It can be incredibly difficult to find the bright spots when life throws harrowing things your way. Sometimes, we really need to look for them.
A few years ago, my son Cody was diagnosed with cancer after he had just returned from his honeymoon. We had gone from a celebratory time to one that was quite terrifying and filled with unknowns. My husband and I were fortunate enough to be able to buy a house on a lake close to where Cody and his wife live. We wanted them to have a place where we could all get away, relax and not focus on everything we were going through.
I’m grateful to report that Cody’s cancer is in remission and he’s doing well. And even though that chapter was dark and trying for my family, it ended up being the catalyst to get that lake house, a place where we have found much comfort together. It continues to be our respite as we settle into a world with COVID-19. Quarantining and being able to work remotely at the lake house has given me more time with my husband, my two sons, my two Labradors and my horse.
Being remote does definitely have its drawbacks. I feel that I am working longer hours because the computer is sitting right here, making it too easy to plop down at any time and start responding to emails. But then I can look down at my dogs or out the window at my horse and it all has a calming effect on me. We purchased the lake house to help our family get through a difficult time, but it has become a sanctuary for us, a small piece of heaven — one of those bright spots when we need it.
These are some of the challenges I’ve been dealing with in the last few years. I know you all have your own struggles you’re dealing with, too — as do the staff at our organizations. This year has certainly tested the most optimistic people in our lives. But these highs and lows of life are something that binds us together as humans. We find ways to get through it.
Everyone needs to figure out what works best for them individually. I personally found that working on puzzles calms the nerves and just takes me away from reality, even if for a brief moment. I started working them when we spent months at the Mayo Clinic in Rochester, Minnesota, for Cody’s surgery, chemo and radiation. Now we also work them at the lake house; it’s become a fun way to bond with the family and helps us all destress during COVID. I walk in the evenings when it is not too hot (Houston is an oven right now, though!), and I enjoy swimming at the lake and floating on a noodle.

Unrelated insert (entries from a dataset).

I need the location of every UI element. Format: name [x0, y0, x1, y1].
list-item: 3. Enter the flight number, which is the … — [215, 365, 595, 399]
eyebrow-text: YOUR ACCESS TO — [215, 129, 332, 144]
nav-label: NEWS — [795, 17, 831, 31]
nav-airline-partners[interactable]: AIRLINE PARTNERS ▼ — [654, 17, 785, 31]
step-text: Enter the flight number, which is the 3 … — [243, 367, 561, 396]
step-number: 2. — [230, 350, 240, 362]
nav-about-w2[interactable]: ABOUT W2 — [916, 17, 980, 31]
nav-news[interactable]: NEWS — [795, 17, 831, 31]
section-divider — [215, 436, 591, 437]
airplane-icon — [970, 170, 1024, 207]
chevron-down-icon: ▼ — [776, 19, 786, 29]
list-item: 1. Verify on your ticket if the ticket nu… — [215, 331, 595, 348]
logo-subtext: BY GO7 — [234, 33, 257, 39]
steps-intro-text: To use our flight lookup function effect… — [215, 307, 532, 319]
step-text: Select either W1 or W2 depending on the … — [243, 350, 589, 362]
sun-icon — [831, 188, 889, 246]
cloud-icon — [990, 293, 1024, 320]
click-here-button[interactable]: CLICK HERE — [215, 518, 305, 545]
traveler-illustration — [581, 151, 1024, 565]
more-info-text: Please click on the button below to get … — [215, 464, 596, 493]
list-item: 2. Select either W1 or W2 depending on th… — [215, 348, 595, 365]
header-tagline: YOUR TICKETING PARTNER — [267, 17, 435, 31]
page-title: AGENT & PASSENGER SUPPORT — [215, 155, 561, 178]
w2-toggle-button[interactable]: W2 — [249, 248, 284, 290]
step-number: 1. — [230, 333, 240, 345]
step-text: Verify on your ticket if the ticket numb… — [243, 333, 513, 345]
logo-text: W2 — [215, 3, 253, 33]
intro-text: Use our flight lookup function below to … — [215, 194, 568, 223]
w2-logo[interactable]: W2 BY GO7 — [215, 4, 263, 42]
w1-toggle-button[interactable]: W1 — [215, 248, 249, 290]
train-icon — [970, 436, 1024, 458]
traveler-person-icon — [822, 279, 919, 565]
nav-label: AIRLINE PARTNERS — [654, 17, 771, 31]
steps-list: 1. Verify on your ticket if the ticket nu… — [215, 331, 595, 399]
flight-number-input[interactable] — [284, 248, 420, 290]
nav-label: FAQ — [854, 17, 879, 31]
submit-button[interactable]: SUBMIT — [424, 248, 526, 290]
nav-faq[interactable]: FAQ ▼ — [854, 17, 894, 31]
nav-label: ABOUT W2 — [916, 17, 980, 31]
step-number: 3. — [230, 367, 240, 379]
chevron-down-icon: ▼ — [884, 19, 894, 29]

This year has certainly tested the most optimistic people in our lives. But these highs and lows of life are something that binds us together as humans. We find ways to get through it.
For the office, it takes a little more work so that everyone feels appreciated and needed. I have weekly videoconferences with the staff and have been known to get them up and do the “Cupid Shuffle.” Each week, one staff member takes the Blank Rome staff chat and can speak about anything — personal or professional — that comes to mind. I send a “funny for the day,” which even the partners enjoy and have come to expect. I email the staff individually every day and keep an eye out for warning signs. I have become a counselor to one of my staff members who is now going through a divorce due to the stresses of COVID.
For more inspiration on how to lead your staff (and yourself!) through these times, I invite you to check out how ALA member, Krista Hart, implemented a wellness program at her firm in 2019. She’s shared how her firm has transitioned that wellness program into a virtual setting to help everyone as we socially distance. You can read her article, “How One Firm Encourages Employee Wellness,” in this issue, and hear more from her in a companion podcast about the program here.
As you lead your law firms or organizations through these unprecedented times, I encourage all of you to be open and honest about conversations with your staff. It can be difficult to admit we aren’t OK, but I promise you, sharing experiences let’s others know it is OK to not be OK at times. If not, they need to be able to reach out for help. There is absolutely nothing wrong with reaching out for help when needed; it’s something all of us will need to do at some point in our lives.
There are days that I struggle, like everyone, and have to find what works for me. I invite you all to share how you handle challenges with each other. #ALAisHere, and I find comfort knowing I have my ALA network to lean on during these times.